Lá vem ela!

Eu sabia que ela era jornalista, porque o nome dela saía no jornal que chegava lá em casa toda manhã. Quase sempre ela aparecia lá para um café e uma conversa boa com minha mãe, sua amiga de sempre. Alegre, ligada, acima de tudo, empolgada. Um dia, ela falava qualquer coisa sobre o “Correio”, e eu cortei: “Quero ser jornalista!”. Ela olhou para aquele pirralho de seus oito, nove anos, e invocou minha mãe como testemunha:

— Diga para ele, Maura! Jornalista? Para fazer reportagens eu saio com o meu carro; pago a gasolina com meu dinheiro; este caderno e esta caneta eu comprei. Chego lá pela hora do almoço, muitas vezes não almoço nem janto e nunca sei a que horas vou sair. Já deixei a redação com o dia amanhecendo. Ganho só um salário mínimo e sou filha do dono! Imagine!

Cecília de Godoy Camargo é um espetáculo à parte na história da imprensa de Campinas. É gente de fazer história e sua história é uma garra só. Tudo com o que sonhou conquistou. Mas nada foi fácil. E era filha do dono.

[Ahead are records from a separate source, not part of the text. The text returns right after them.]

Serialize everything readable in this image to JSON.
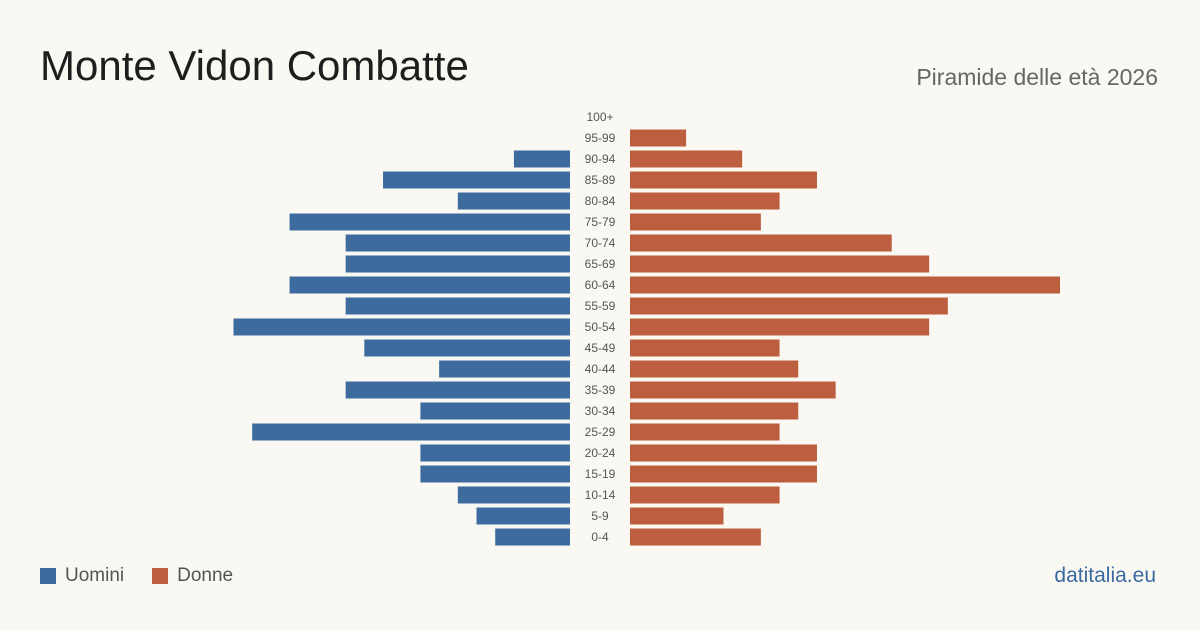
{
  "header": {
    "title": "Monte Vidon Combatte",
    "subtitle": "Piramide delle età 2026"
  },
  "legend": {
    "male_label": "Uomini",
    "female_label": "Donne"
  },
  "footer": {
    "brand": "datitalia.eu"
  },
  "colors": {
    "male": "#3d6b9e",
    "female": "#bd5f3e",
    "background": "#faf8f3"
  },
  "chart_data": {
    "type": "bar",
    "orientation": "horizontal-pyramid",
    "title": "Monte Vidon Combatte",
    "subtitle": "Piramide delle età 2026",
    "categories": [
      "100+",
      "95-99",
      "90-94",
      "85-89",
      "80-84",
      "75-79",
      "70-74",
      "65-69",
      "60-64",
      "55-59",
      "50-54",
      "45-49",
      "40-44",
      "35-39",
      "30-34",
      "25-29",
      "20-24",
      "15-19",
      "10-14",
      "5-9",
      "0-4"
    ],
    "series": [
      {
        "name": "Uomini",
        "values": [
          0,
          0,
          3,
          10,
          6,
          15,
          12,
          12,
          15,
          12,
          18,
          11,
          7,
          12,
          8,
          17,
          8,
          8,
          6,
          5,
          4
        ]
      },
      {
        "name": "Donne",
        "values": [
          0,
          3,
          6,
          10,
          8,
          7,
          14,
          16,
          23,
          17,
          16,
          8,
          9,
          11,
          9,
          8,
          10,
          10,
          8,
          5,
          7
        ]
      }
    ],
    "xlim": [
      0,
      23
    ],
    "grid": false,
    "legend_position": "bottom-left"
  }
}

Quando colocou na cabeça que o “Correio” precisava de uma seção para as mulheres, “o mundo quase veio abaixo”. Mas ela suportou a ironia dos “machões” da redação. No início — fim dos anos 50 –, era só uma coluna, escondida no cantinho inferior de uma página interna. Fez tanto sucesso que, aos poucos, conquistou um quarto de página. Depois, meia página, uma página inteira e, em 1960, o ‘Correio Feminino’ já era um caderno inteiro. Fez campanha do agasalho de abarrotar o parque gráfico do jornal.

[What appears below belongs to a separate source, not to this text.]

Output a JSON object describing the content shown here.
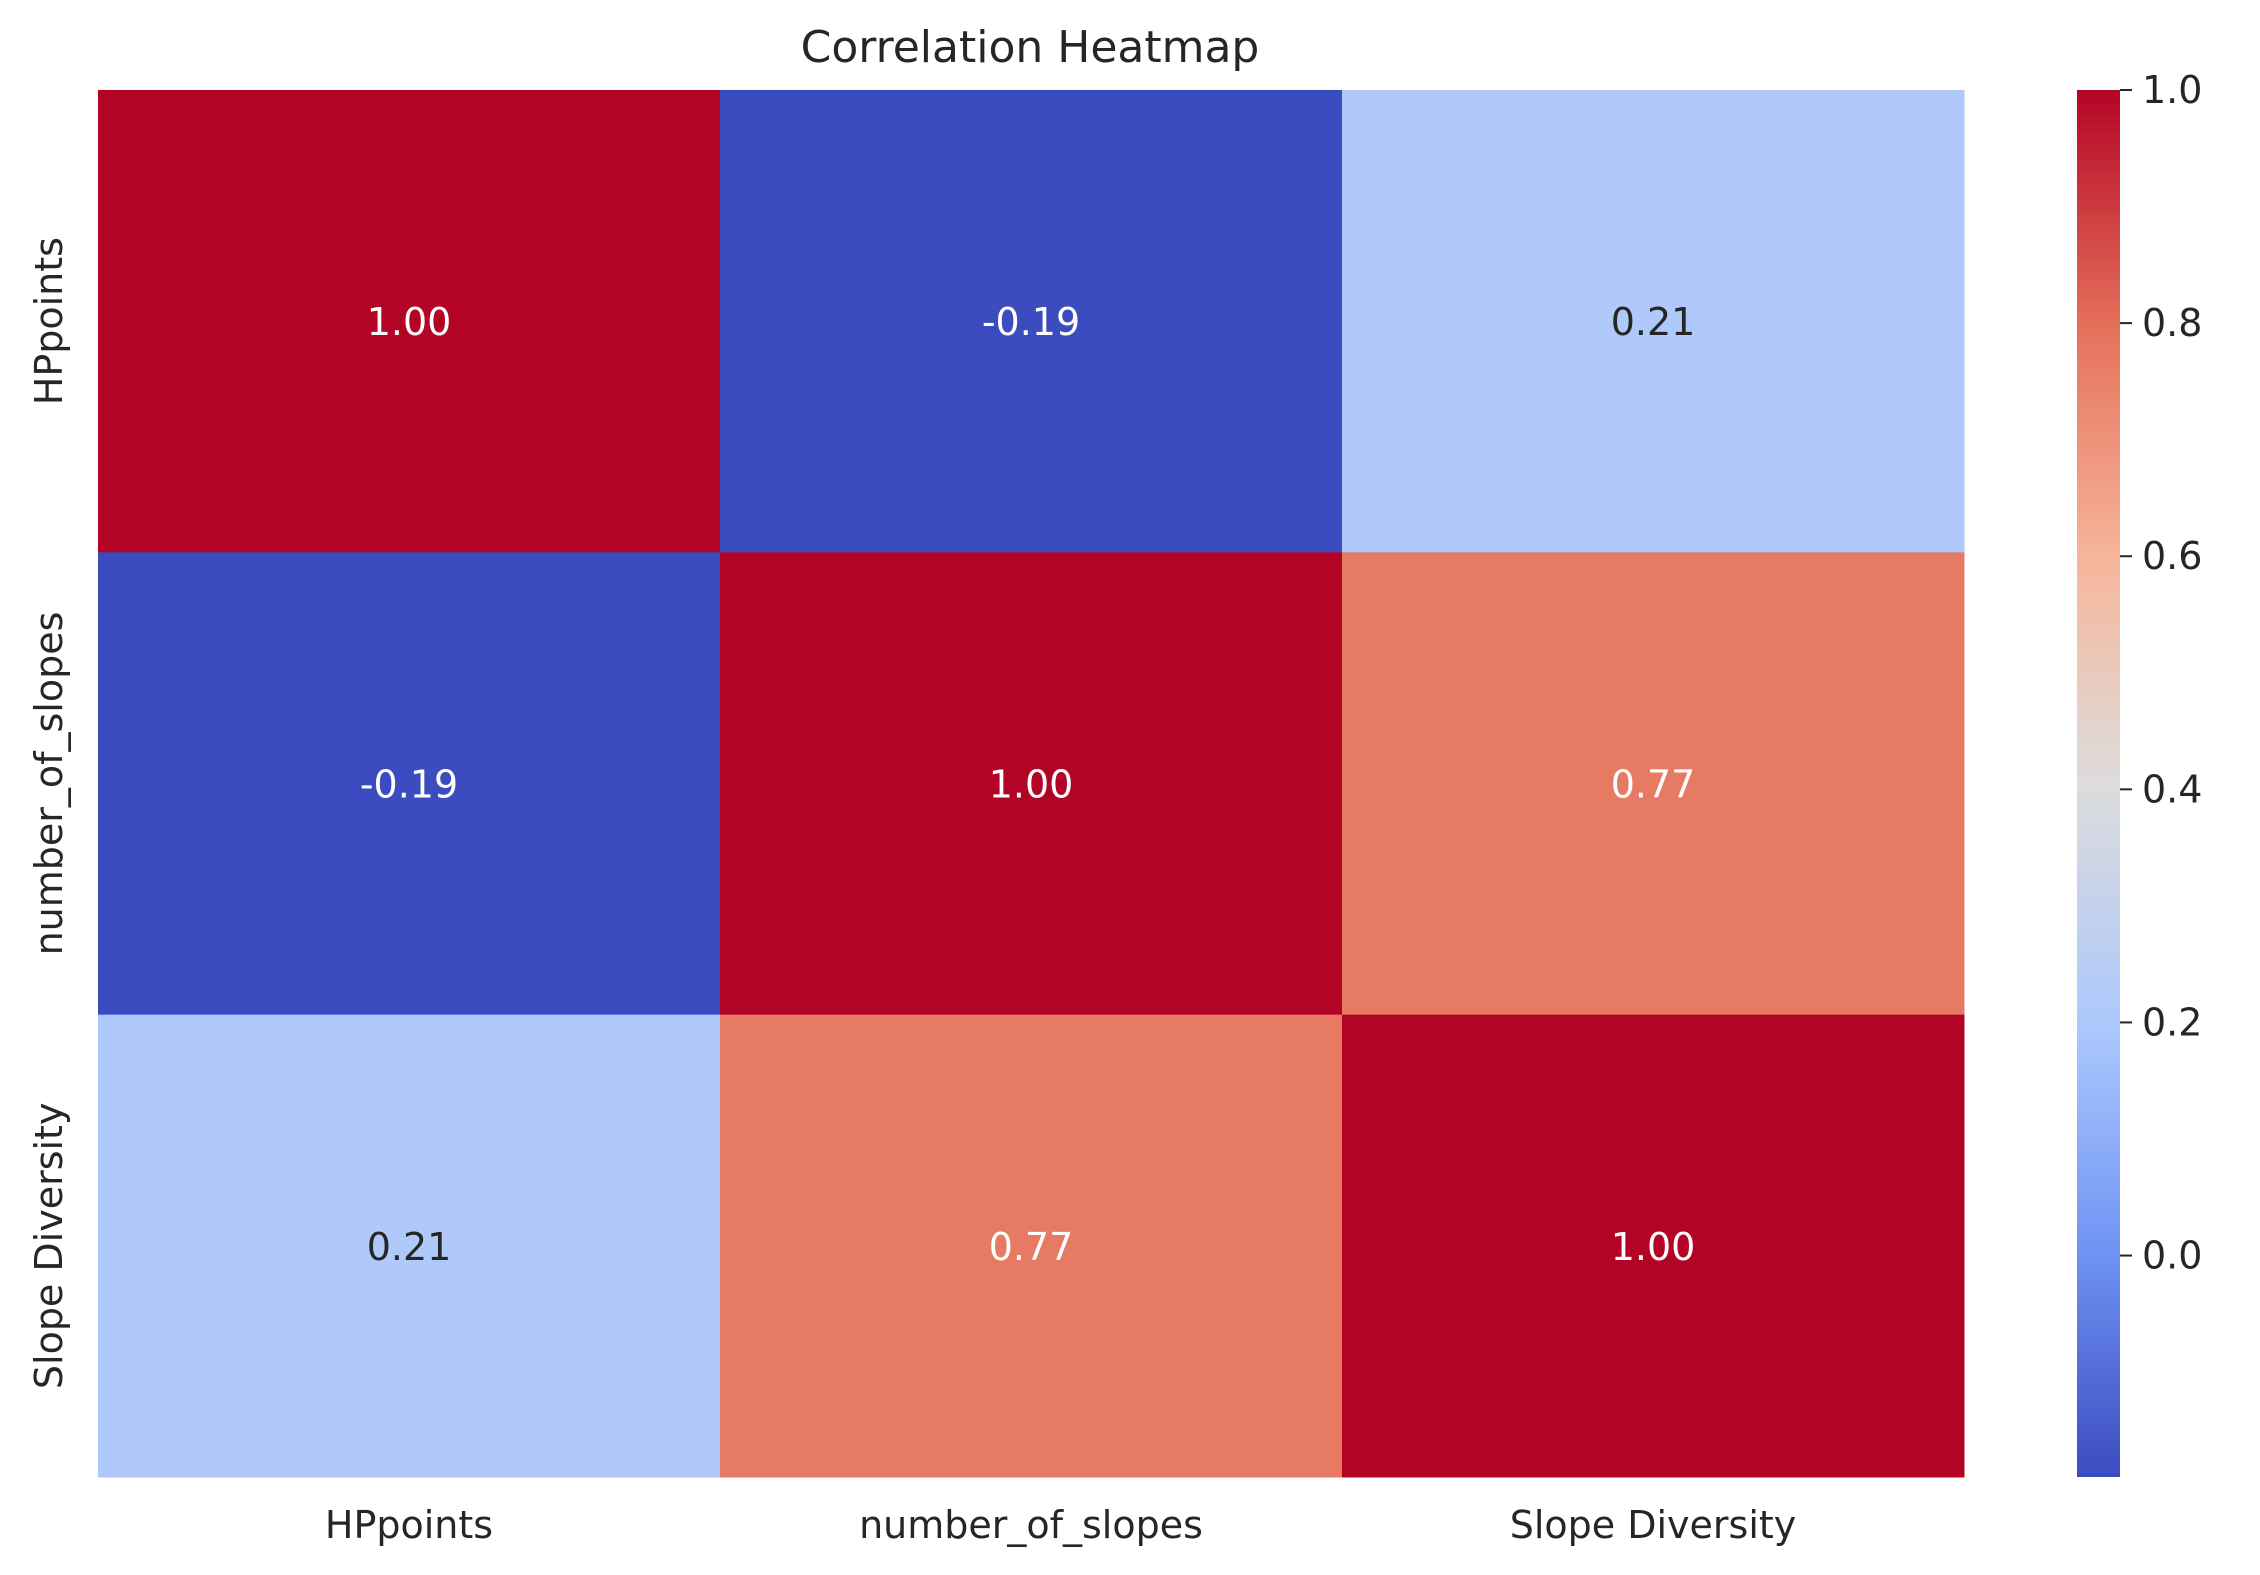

Olhos negros grandes, brilhavam quando sonhava. Polêmica na época: fez uma campanha de doação de leite e roupas para as mães solteiras. Teve de suportar telefonemas malcriados de senhoras católicas conservadoras e indignadas com a atenção dispensada às “pecadoras”. Depois do expediente, não descansava. Pintava quadros e leiloava tudo em benefício de entidades assistenciais. Dormia quatro horas por noite, a filha do dono.

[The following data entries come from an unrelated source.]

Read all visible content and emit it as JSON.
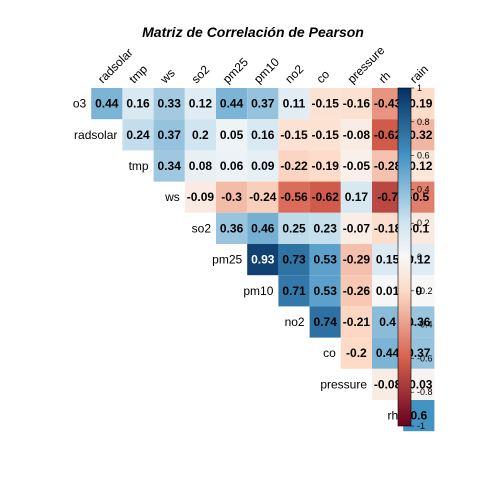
{
  "chart_data": {
    "type": "heatmap",
    "title": "Matriz de Correlación de Pearson",
    "variables": [
      "o3",
      "radsolar",
      "tmp",
      "ws",
      "so2",
      "pm25",
      "pm10",
      "no2",
      "co",
      "pressure",
      "rh",
      "rain"
    ],
    "matrix_upper": [
      [
        0.44,
        0.16,
        0.33,
        0.12,
        0.44,
        0.37,
        0.11,
        -0.15,
        -0.16,
        -0.43,
        -0.19
      ],
      [
        0.24,
        0.37,
        0.2,
        0.05,
        0.16,
        -0.15,
        -0.15,
        -0.08,
        -0.62,
        -0.32
      ],
      [
        0.34,
        0.08,
        0.06,
        0.09,
        -0.22,
        -0.19,
        -0.05,
        -0.28,
        -0.12
      ],
      [
        -0.09,
        -0.3,
        -0.24,
        -0.56,
        -0.62,
        0.17,
        -0.7,
        -0.5
      ],
      [
        0.36,
        0.46,
        0.25,
        0.23,
        -0.07,
        -0.18,
        -0.1
      ],
      [
        0.93,
        0.73,
        0.53,
        -0.29,
        0.15,
        0.12
      ],
      [
        0.71,
        0.53,
        -0.26,
        0.01,
        0
      ],
      [
        0.74,
        -0.21,
        0.4,
        0.36
      ],
      [
        -0.2,
        0.44,
        0.37
      ],
      [
        -0.08,
        -0.03
      ],
      [
        0.6
      ]
    ],
    "colorbar": {
      "ticks": [
        "1",
        "0.8",
        "0.6",
        "0.4",
        "0.2",
        "0",
        "-0.2",
        "-0.4",
        "-0.6",
        "-0.8",
        "-1"
      ],
      "range": [
        -1,
        1
      ]
    },
    "palette": {
      "neg_strong": "#67001F",
      "neg_mid": "#D6604D",
      "neg_light": "#FDDBC7",
      "zero": "#F7F7F7",
      "pos_light": "#D1E5F0",
      "pos_mid": "#4393C3",
      "pos_strong": "#053061"
    }
  }
}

Em outra campanha inesquecível, ela exagerou. O dono, doutor Sylvino, “quase teve um enfarte”, tamanha a ousadia da filha. Cecília organizou um festival de teatro amador e – por absoluta falta de apoio das instituições públicas – decidiu hospedar atores e atrizes de doze cidades. Abrigou a moçada até em sua própria casa. Sucesso.

Quarta-feira, ela foi ver como andam as coisas no céu. São Pedro foi logo anunciando:

— Lá vem ela!

— Quem?

— A filha do dono…

Todos olharam para Deus, e Ele já estava de braços abertos, sorrindo:

— Carmela, Sylvino, Edward, Francisco, Chopin, venham ver quem chegou!

Pregado  no poste: “Campinas, cada vez mais cheia de ninguém!”